# Can i put my 2 young cornsnakes together???



## ben2012 (Dec 20, 2011)

Hi, i have had Milo my male Amber Corn for a few months now and i recently got a female Butter Stripe Corn from the same breeding season but no exact d.o.b there of a similar size and i do have 2 seperate vivs for them but if i could put them together i would like them in together, also if i can put them together how do i stop them breeding too early? i have heard this can cause death?? advise please  :2thumb:


----------



## snakesandscales (Oct 6, 2009)

Don't put them together during breeding season while they are immature. Feed them in separate areas. Follow these two pointers and you can house them together. I have a pair who have been co-housed for over 4 years with no problems.


----------



## ben2012 (Dec 20, 2011)

*thanks, can u narrow down when its breeding season?*

when exactly is breeding season please and what measures should i take to ensure i split them up at the right time and for a long enought period of time, many thanks :2thumb:


----------



## snakesandscales (Oct 6, 2009)

ben2012 said:


> when exactly is breeding season please and what measures should i take to ensure i split them up at the right time and for a long enought period of time, many thanks :2thumb:


In the wild the Corn Snake mating season is usually around March and up to May, so this is a good time to split them up. I'd give it til late May/ early July til you reintroduce them.


----------



## TEENY (Jan 4, 2008)

TBH with all the hassle of moving them during breeding season/worry of breeding/ worry of possible cannibalism in snakes under a year............i would say just house seperately, they ahve no need to be housed together, they won't get lonely, if you have the vivs then its a no brainer imo


----------



## grannykins (Oct 9, 2006)

TEENY said:


> TBH with all the hassle of moving them during breeding season/worry of breeding/ worry of possible cannibalism in snakes under a year............i would say just house seperately, they ahve no need to be housed together, they won't get lonely, if you have the vivs then its a no brainer imo


This. Plus corns in artificial captive conditions can breed all year round if said conditions are right. Not worth the risk to your female.


----------



## Im a Ref (Apr 15, 2008)

my corns live with each other all year round but as soon as they have bed i do separate them..never had a problem with them living together


----------



## Ron Magpie (Oct 11, 2009)

The feeding separately point is worth reinforcing, if you do decide to keep them together: If they both grab opposite ends of the same mouse, one may not stop when he or she runs out of mouse and starts on snake!:gasp:

As Teeny says, if you have two vivs, why not use them?


----------



## bothrops (Jan 7, 2007)

As every one else has said, it is certainly possible to keep corns together, but only if they are of breedable age, or are same sex animals.

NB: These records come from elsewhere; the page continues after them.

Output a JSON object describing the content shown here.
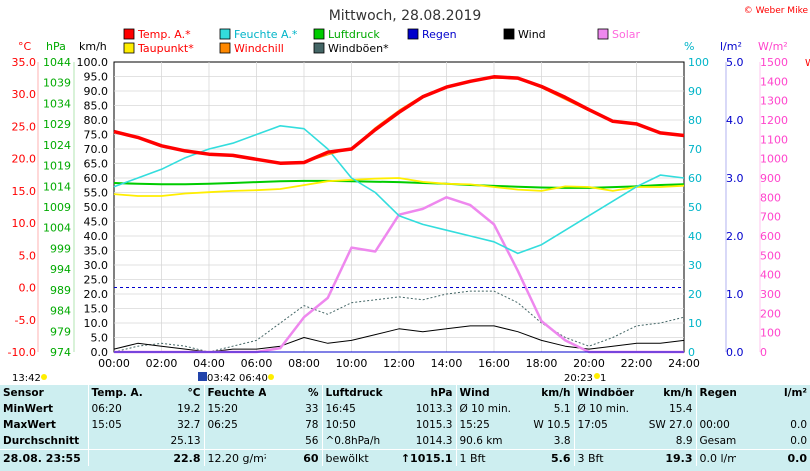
{
  "page": {
    "title": "Mittwoch, 28.08.2019",
    "credit": "© Weber Mike",
    "credit_edge": "W"
  },
  "axes": {
    "celsius": {
      "unit": "°C",
      "color": "#ff0000",
      "ticks": [
        "35.0",
        "30.0",
        "25.0",
        "20.0",
        "15.0",
        "10.0",
        "5.0",
        "0.0",
        "-5.0",
        "-10.0"
      ],
      "range": [
        -10,
        35
      ]
    },
    "hpa": {
      "unit": "hPa",
      "color": "#00aa00",
      "ticks": [
        "1044",
        "1039",
        "1034",
        "1029",
        "1024",
        "1019",
        "1014",
        "1009",
        "1004",
        "999",
        "994",
        "989",
        "984",
        "979",
        "974"
      ],
      "range": [
        974,
        1044
      ]
    },
    "kmh": {
      "unit": "km/h",
      "color": "#000000",
      "ticks": [
        "100.0",
        "95.0",
        "90.0",
        "85.0",
        "80.0",
        "75.0",
        "70.0",
        "65.0",
        "60.0",
        "55.0",
        "50.0",
        "45.0",
        "40.0",
        "35.0",
        "30.0",
        "25.0",
        "20.0",
        "15.0",
        "10.0",
        "5.0",
        "0.0"
      ],
      "range": [
        0,
        100
      ]
    },
    "percent": {
      "unit": "%",
      "color": "#00b4c8",
      "ticks": [
        "100",
        "90",
        "80",
        "70",
        "60",
        "50",
        "40",
        "30",
        "20",
        "10",
        "0"
      ],
      "range": [
        0,
        100
      ]
    },
    "lm2": {
      "unit": "l/m²",
      "color": "#0000cc",
      "ticks": [
        "5.0",
        "4.0",
        "3.0",
        "2.0",
        "1.0",
        "0.0"
      ],
      "range": [
        0,
        5
      ]
    },
    "wm2": {
      "unit": "W/m²",
      "color": "#ff44cc",
      "ticks": [
        "1500",
        "1400",
        "1300",
        "1200",
        "1100",
        "1000",
        "900",
        "800",
        "700",
        "600",
        "500",
        "400",
        "300",
        "200",
        "100",
        "0"
      ],
      "range": [
        0,
        1500
      ]
    },
    "time": {
      "ticks": [
        "00:00",
        "02:00",
        "04:00",
        "06:00",
        "08:00",
        "10:00",
        "12:00",
        "14:00",
        "16:00",
        "18:00",
        "20:00",
        "22:00",
        "24:00"
      ]
    }
  },
  "legend": [
    {
      "label": "Temp. A.*",
      "color": "#ff0000"
    },
    {
      "label": "Feuchte A.*",
      "color": "#33dddd"
    },
    {
      "label": "Luftdruck",
      "color": "#00cc00"
    },
    {
      "label": "Regen",
      "color": "#0000cc"
    },
    {
      "label": "Wind",
      "color": "#000000"
    },
    {
      "label": "Solar",
      "color": "#ee88ee"
    },
    {
      "label": "Taupunkt*",
      "color": "#ffee00"
    },
    {
      "label": "Windchill",
      "color": "#ff8800"
    },
    {
      "label": "Windböen*",
      "color": "#446666"
    }
  ],
  "sun": {
    "rise_label": "06:40",
    "set_label": "20:23",
    "left_time": "13:42",
    "moon_label": "03:42",
    "moon_extra": "1"
  },
  "chart_data": {
    "type": "line",
    "x_hours": [
      0,
      1,
      2,
      3,
      4,
      5,
      6,
      7,
      8,
      9,
      10,
      11,
      12,
      13,
      14,
      15,
      16,
      17,
      18,
      19,
      20,
      21,
      22,
      23,
      24
    ],
    "series": [
      {
        "name": "Temp. A.*",
        "axis": "celsius",
        "values": [
          24.2,
          23.3,
          22.0,
          21.2,
          20.7,
          20.5,
          19.9,
          19.3,
          19.4,
          21.0,
          21.5,
          24.5,
          27.2,
          29.6,
          31.1,
          32.0,
          32.7,
          32.5,
          31.2,
          29.5,
          27.6,
          25.8,
          25.4,
          24.0,
          23.6
        ]
      },
      {
        "name": "Windchill",
        "axis": "celsius",
        "values": [
          24.2,
          23.3,
          22.0,
          21.2,
          20.7,
          20.5,
          19.9,
          19.3,
          19.4,
          20.6,
          21.6,
          24.8,
          27.5,
          29.8,
          31.2,
          32.1,
          32.5,
          32.4,
          31.0,
          29.2,
          27.4,
          25.9,
          25.5,
          24.1,
          23.6
        ]
      },
      {
        "name": "Feuchte A.*",
        "axis": "percent",
        "values": [
          57,
          60,
          63,
          67,
          70,
          72,
          75,
          78,
          77,
          70,
          60,
          55,
          47,
          44,
          42,
          40,
          38,
          34,
          37,
          42,
          47,
          52,
          57,
          61,
          60
        ]
      },
      {
        "name": "Taupunkt*",
        "axis": "celsius",
        "values": [
          14.5,
          14.2,
          14.2,
          14.6,
          14.8,
          15.0,
          15.1,
          15.3,
          15.9,
          16.5,
          16.7,
          16.9,
          17.0,
          16.4,
          16.1,
          16.0,
          15.6,
          15.2,
          15.0,
          15.7,
          15.6,
          15.0,
          15.6,
          15.6,
          15.8
        ]
      },
      {
        "name": "Luftdruck",
        "axis": "hpa",
        "values": [
          1014.8,
          1014.6,
          1014.5,
          1014.5,
          1014.6,
          1014.8,
          1015.0,
          1015.2,
          1015.3,
          1015.3,
          1015.2,
          1015.1,
          1015.0,
          1014.8,
          1014.6,
          1014.3,
          1014.1,
          1013.9,
          1013.7,
          1013.6,
          1013.6,
          1013.8,
          1014.0,
          1014.3,
          1014.5
        ]
      },
      {
        "name": "Solar",
        "axis": "wm2",
        "values": [
          0,
          0,
          0,
          0,
          0,
          0,
          0,
          20,
          180,
          280,
          540,
          520,
          710,
          740,
          800,
          760,
          660,
          420,
          160,
          60,
          0,
          0,
          0,
          0,
          0
        ]
      },
      {
        "name": "Wind",
        "axis": "kmh",
        "values": [
          1,
          3,
          2,
          1,
          0,
          1,
          1,
          2,
          5,
          3,
          4,
          6,
          8,
          7,
          8,
          9,
          9,
          7,
          4,
          2,
          1,
          2,
          3,
          3,
          4
        ]
      },
      {
        "name": "Windböen*",
        "axis": "kmh",
        "values": [
          0,
          2,
          3,
          2,
          0,
          2,
          4,
          10,
          16,
          13,
          17,
          18,
          19,
          18,
          20,
          21,
          21,
          17,
          10,
          5,
          2,
          5,
          9,
          10,
          12
        ]
      },
      {
        "name": "Regen",
        "axis": "lm2",
        "values": [
          0,
          0,
          0,
          0,
          0,
          0,
          0,
          0,
          0,
          0,
          0,
          0,
          0,
          0,
          0,
          0,
          0,
          0,
          0,
          0,
          0,
          0,
          0,
          0,
          0
        ]
      }
    ],
    "reference_line": {
      "axis": "celsius",
      "value": 0
    }
  },
  "stats": {
    "columns": [
      {
        "head": "Sensor",
        "unit": "",
        "rows": [
          [
            "MinWert",
            ""
          ],
          [
            "MaxWert",
            ""
          ],
          [
            "Durchschnitt",
            ""
          ]
        ],
        "last": "28.08. 23:55"
      },
      {
        "head": "Temp. A.",
        "unit": "°C",
        "rows": [
          [
            "06:20",
            "19.2"
          ],
          [
            "15:05",
            "32.7"
          ],
          [
            "",
            "25.13"
          ]
        ],
        "last_l": "",
        "last_r": "22.8"
      },
      {
        "head": "Feuchte A.",
        "unit": "%",
        "rows": [
          [
            "15:20",
            "33"
          ],
          [
            "06:25",
            "78"
          ],
          [
            "",
            "56"
          ]
        ],
        "last_l": "12.20 g/m²",
        "last_r": "60"
      },
      {
        "head": "Luftdruck",
        "unit": "hPa",
        "rows": [
          [
            "16:45",
            "1013.3"
          ],
          [
            "10:50",
            "1015.3"
          ],
          [
            "^0.8hPa/h",
            "1014.3"
          ]
        ],
        "last_l": "bewölkt",
        "last_r": "↑1015.1"
      },
      {
        "head": "Wind",
        "unit": "km/h",
        "rows": [
          [
            "Ø 10 min.",
            "5.1"
          ],
          [
            "15:25",
            "W 10.5"
          ],
          [
            "90.6 km",
            "3.8"
          ]
        ],
        "last_l": "1 Bft",
        "last_r": "5.6"
      },
      {
        "head": "Windböen",
        "unit": "km/h",
        "rows": [
          [
            "Ø 10 min.",
            "15.4"
          ],
          [
            "17:05",
            "SW 27.0"
          ],
          [
            "",
            "8.9"
          ]
        ],
        "last_l": "3 Bft",
        "last_r": "19.3"
      },
      {
        "head": "Regen",
        "unit": "l/m²",
        "rows": [
          [
            "",
            ""
          ],
          [
            "00:00",
            "0.0"
          ],
          [
            "Gesamt:",
            "0.0"
          ]
        ],
        "last_l": "0.0 l/m²",
        "last_r": "0.0"
      }
    ]
  }
}
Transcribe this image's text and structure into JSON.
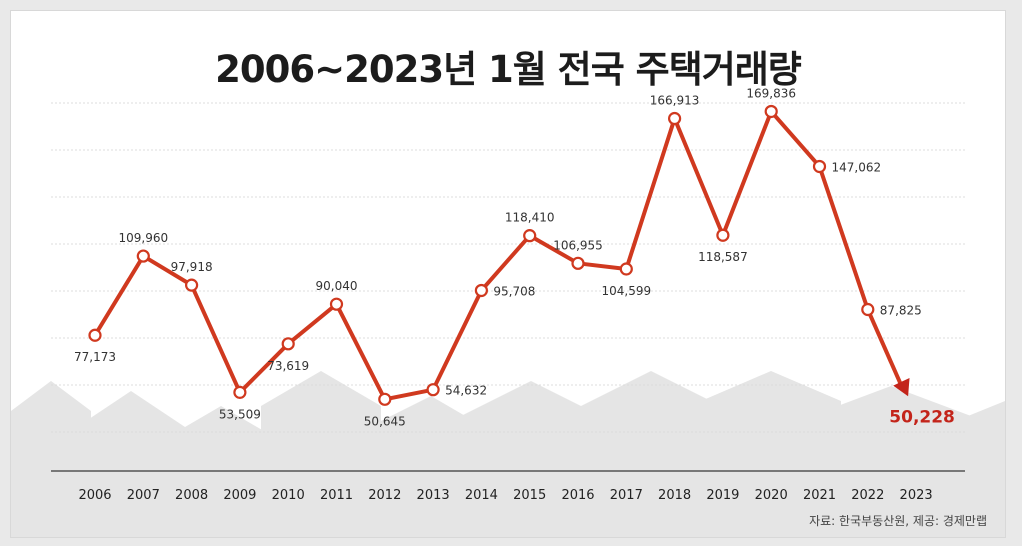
{
  "title": "2006~2023년 1월 전국 주택거래량",
  "source": "자료: 한국부동산원, 제공: 경제만랩",
  "colors": {
    "line": "#d0391f",
    "last_label": "#c3241a",
    "grid": "#dcdcdc",
    "axis": "#555555",
    "houses": "#e5e5e5"
  },
  "chart_data": {
    "type": "line",
    "title": "2006~2023년 1월 전국 주택거래량",
    "xlabel": "",
    "ylabel": "",
    "categories": [
      "2006",
      "2007",
      "2008",
      "2009",
      "2010",
      "2011",
      "2012",
      "2013",
      "2014",
      "2015",
      "2016",
      "2017",
      "2018",
      "2019",
      "2020",
      "2021",
      "2022",
      "2023"
    ],
    "values": [
      77173,
      109960,
      97918,
      53509,
      73619,
      90040,
      50645,
      54632,
      95708,
      118410,
      106955,
      104599,
      166913,
      118587,
      169836,
      147062,
      87825,
      50228
    ],
    "value_labels": [
      "77,173",
      "109,960",
      "97,918",
      "53,509",
      "73,619",
      "90,040",
      "50,645",
      "54,632",
      "95,708",
      "118,410",
      "106,955",
      "104,599",
      "166,913",
      "118,587",
      "169,836",
      "147,062",
      "87,825",
      "50,228"
    ],
    "label_positions": [
      "below",
      "above",
      "above",
      "below",
      "below",
      "above",
      "below",
      "right",
      "right",
      "above",
      "above",
      "below",
      "above",
      "below",
      "above",
      "right",
      "right",
      "below"
    ],
    "grid": true,
    "highlight_last": true
  }
}
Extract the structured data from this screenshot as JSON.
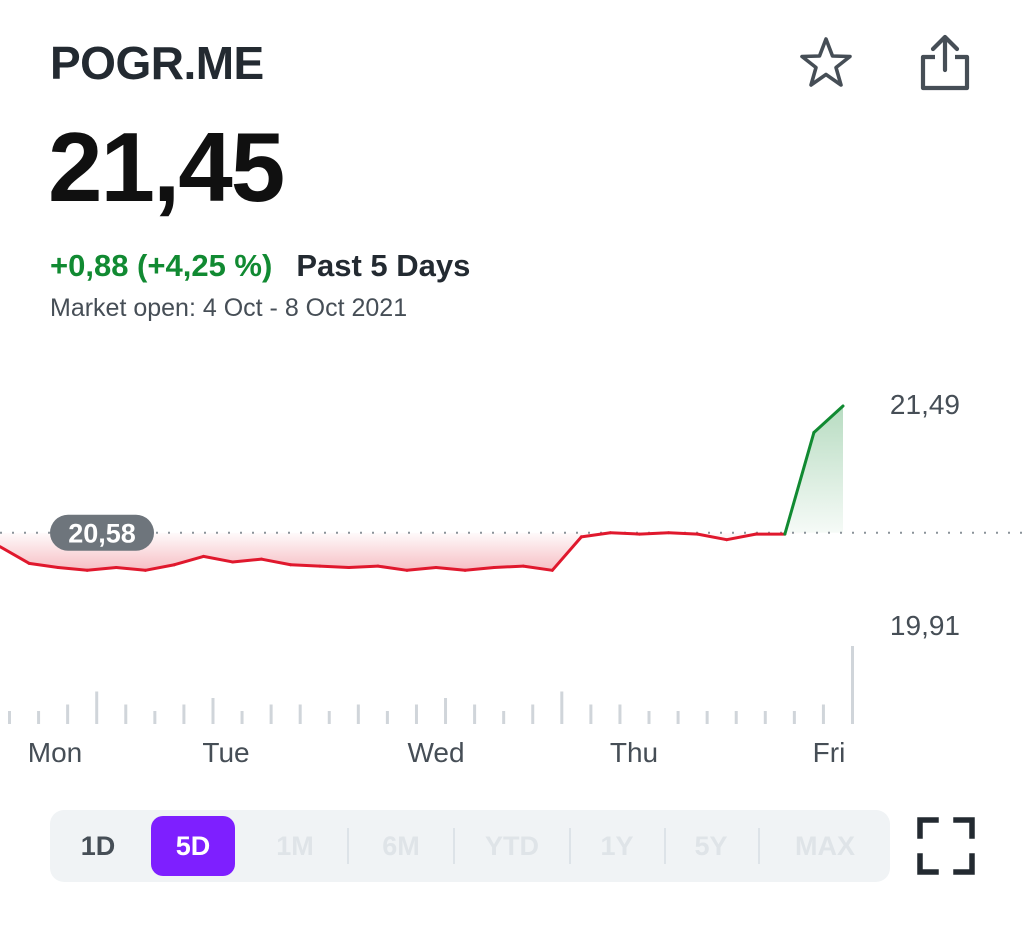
{
  "header": {
    "ticker": "POGR.ME",
    "price": "21,45",
    "change": "+0,88 (+4,25 %)",
    "period": "Past 5 Days",
    "market_status": "Market open: 4 Oct - 8 Oct 2021"
  },
  "icons": {
    "watchlist": "star-outline-icon",
    "share": "share-icon",
    "fullscreen": "fullscreen-icon"
  },
  "colors": {
    "up": "#118a32",
    "down": "#e0182d",
    "accent": "#7e1fff",
    "text": "#232a31"
  },
  "chart": {
    "previous_close_label": "20,58",
    "high_label": "21,49",
    "low_label": "19,91",
    "day_labels": [
      "Mon",
      "Tue",
      "Wed",
      "Thu",
      "Fri"
    ]
  },
  "chart_data": {
    "type": "line",
    "x": [
      "Mon",
      "Mon",
      "Mon",
      "Mon",
      "Mon",
      "Mon",
      "Tue",
      "Tue",
      "Tue",
      "Tue",
      "Tue",
      "Tue",
      "Tue",
      "Wed",
      "Wed",
      "Wed",
      "Wed",
      "Wed",
      "Wed",
      "Wed",
      "Thu",
      "Thu",
      "Thu",
      "Thu",
      "Thu",
      "Thu",
      "Thu",
      "Fri",
      "Fri",
      "Fri"
    ],
    "values": [
      20.48,
      20.36,
      20.33,
      20.31,
      20.33,
      20.31,
      20.35,
      20.41,
      20.37,
      20.39,
      20.35,
      20.34,
      20.33,
      20.34,
      20.31,
      20.33,
      20.31,
      20.33,
      20.34,
      20.31,
      20.55,
      20.58,
      20.57,
      20.58,
      20.57,
      20.53,
      20.57,
      20.57,
      21.3,
      21.49
    ],
    "previous_close": 20.58,
    "ylim": [
      19.91,
      21.49
    ],
    "volume": [
      2,
      2,
      3,
      5,
      3,
      2,
      3,
      4,
      2,
      3,
      3,
      2,
      3,
      2,
      3,
      4,
      3,
      2,
      3,
      5,
      3,
      3,
      2,
      2,
      2,
      2,
      2,
      2,
      3,
      12
    ],
    "series": [
      {
        "values": [
          20.48,
          20.36,
          20.33,
          20.31,
          20.33,
          20.31,
          20.35,
          20.41,
          20.37,
          20.39,
          20.35,
          20.34,
          20.33,
          20.34,
          20.31,
          20.33,
          20.31,
          20.33,
          20.34,
          20.31,
          20.55,
          20.58,
          20.57,
          20.58,
          20.57,
          20.53,
          20.57,
          20.57,
          21.3,
          21.49
        ]
      }
    ]
  },
  "timeframes": {
    "items": [
      "1D",
      "5D",
      "1M",
      "6M",
      "YTD",
      "1Y",
      "5Y",
      "MAX"
    ],
    "selected": "5D"
  }
}
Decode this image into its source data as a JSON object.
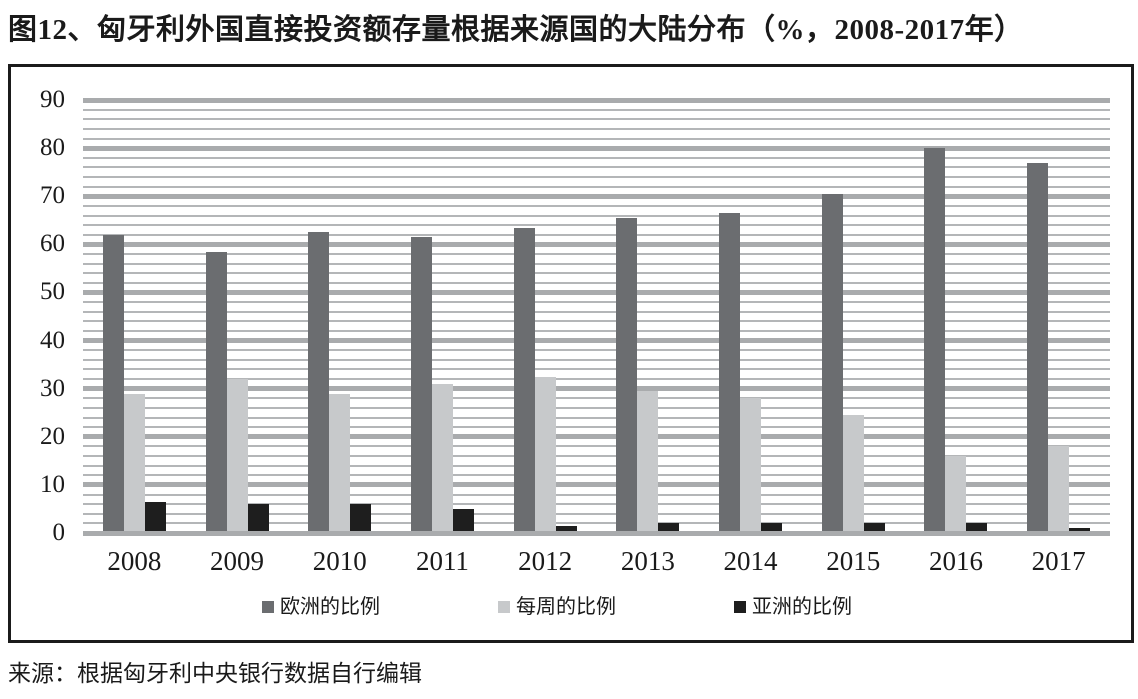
{
  "title": "图12、匈牙利外国直接投资额存量根据来源国的大陆分布（%，2008-2017年）",
  "source": "来源：根据匈牙利中央银行数据自行编辑",
  "colors": {
    "frame_border": "#1b1b1b",
    "gridline_minor": "#b4b6b8",
    "gridline_major": "#a9abad",
    "text": "#1a1a1a",
    "background": "#ffffff"
  },
  "chart_data": {
    "type": "bar",
    "title": "图12、匈牙利外国直接投资额存量根据来源国的大陆分布（%，2008-2017年）",
    "xlabel": "",
    "ylabel": "",
    "categories": [
      "2008",
      "2009",
      "2010",
      "2011",
      "2012",
      "2013",
      "2014",
      "2015",
      "2016",
      "2017"
    ],
    "series": [
      {
        "name": "欧洲的比例",
        "color": "#6b6d70",
        "values": [
          62,
          58.5,
          62.5,
          61.5,
          63.5,
          65.5,
          66.5,
          70.5,
          80,
          77
        ]
      },
      {
        "name": "每周的比例",
        "color": "#c7c9cb",
        "values": [
          29,
          32,
          29,
          31,
          32.5,
          29.5,
          28,
          24.5,
          16,
          18
        ]
      },
      {
        "name": "亚洲的比例",
        "color": "#1e1e1e",
        "values": [
          6.5,
          6,
          6,
          5,
          1.5,
          2,
          2,
          2,
          2,
          1
        ]
      }
    ],
    "ylim": [
      0,
      90
    ],
    "yticks": [
      0,
      10,
      20,
      30,
      40,
      50,
      60,
      70,
      80,
      90
    ],
    "gridline_minor_step": 2,
    "gridline_major_step": 10,
    "grid": "horizontal",
    "legend_position": "bottom"
  }
}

There is no logical reason to cohabit immature male/female animals and 'separate during breeding season' as you need two enclosures for when they are being kept separate and there is a very high probability that they may breed 'out of season'.

Leave the cohabiting until they are old enough to breed.


----------



## spudsgirl (Jan 29, 2009)

I bought 2 together and housed them together as they were in the pet store. After one batch of unwanted eggs they have been seperated it aint affected them but its better really for me female who not gonna be harrassed during breeding season


----------